LSO/Gianandrea Noseda at Lincoln Center (2) – Verdi’s Requiem

Messa da Requiem

Erika Grimaldi (soprano), Daniela Barcellona (mezzo-soprano), Giorgio Berrugi (tenor) & Vitalij Kowaljow (bass)

London Symphony Chorus

London Symphony Orchestra
Gianandrea Noseda

Reviewed by: Elizabeth Barnette

Reviewed: 30 October, 2016
Venue: David Geffen Hall, Lincoln Center, New York City

Gianandrea NosedaPhotograph: www.gianandreanoseda.comA performance of Verdi’s Requiem is always an occasion, this one involving the London Symphony Orchestra and London Symphony Chorus. Gianandrea Noseda set the mood from the very start, waiting until the audience had come to complete silence before beginning with a delicate hush of string and choral sonorities. The LSO once again impressed with its ability to produce a wide variety of dynamics, expressions and moods, as well as with its virtuosity, such as in the blazingly fast and intense ‘Dies Irae’, during which the brass and the strings shone.
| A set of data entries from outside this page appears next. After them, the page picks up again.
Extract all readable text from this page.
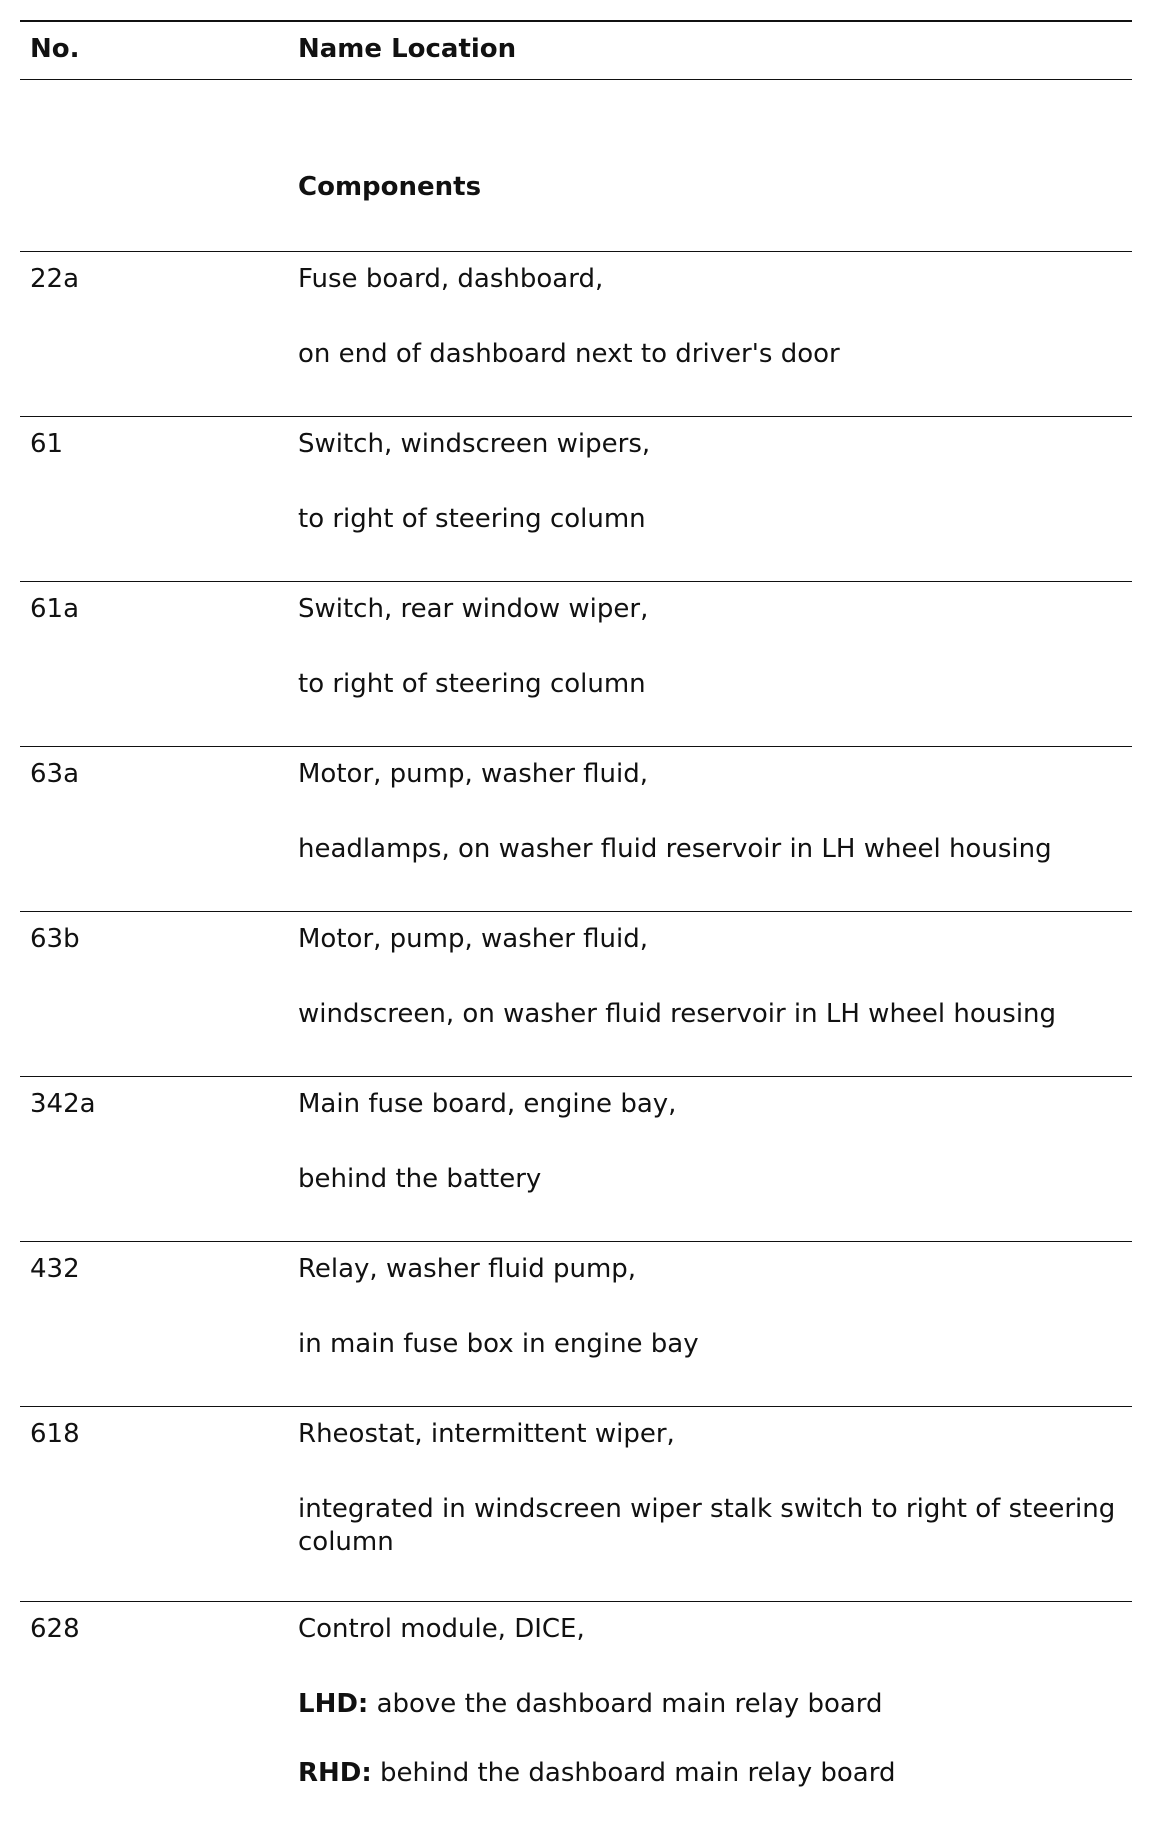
No.	Name Location
Components
22a	Fuse board, dashboard,
on end of dashboard next to driver's door
61	Switch, windscreen wipers,
to right of steering column
61a	Switch, rear window wiper,
to right of steering column
63a	Motor, pump, washer fluid,
headlamps, on washer fluid reservoir in LH wheel housing
63b	Motor, pump, washer fluid,
windscreen, on washer fluid reservoir in LH wheel housing
342a	Main fuse board, engine bay,
behind the battery
432	Relay, washer fluid pump,
in main fuse box in engine bay
618	Rheostat, intermittent wiper,
integrated in windscreen wiper stalk switch to right of steering column
628	Control module, DICE,
LHD: above the dashboard main relay board
RHD: behind the dashboard main relay board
The cellos played beautifully at the beginning of the ‘Offertorio’; likewise, the LSC sang with a well-blended sound and more than met the technical challenges of Noseda’s generally fast tempos – at times perhaps too fast, such in the concluding ‘Libera me’ fugue, which took on an inappropriate bouncy character.

The soloists did not quite come up to this level, save for Daniella Barcellona. Although her voice is more lyrical than dramatic, she was fully engaged, singing with beauty of tone and appropriate emotional expression. Erika Grimaldi was misplaced in terms of vocal power – her pleasant but somewhat light voice frequently covered by the forces behind her – and the emotional demands of the part. Even the beautiful moment a cappella chorus in the middle of the ‘Libera me’ disappointed, the final high B-flat simply too loud.

Giorgio Berrugi, stepping in at short notice for Francesco Meli, delivered some communicative passages, but struggled technically, insecure on top notes, and at times with pitch. Vitalij Kowaljow impressed with his resonant quality, but less with artistic delivery. As a quartet the singers blended well, but the real excitement came from orchestra and chorus, and most of all from Noseda’s committed conducting.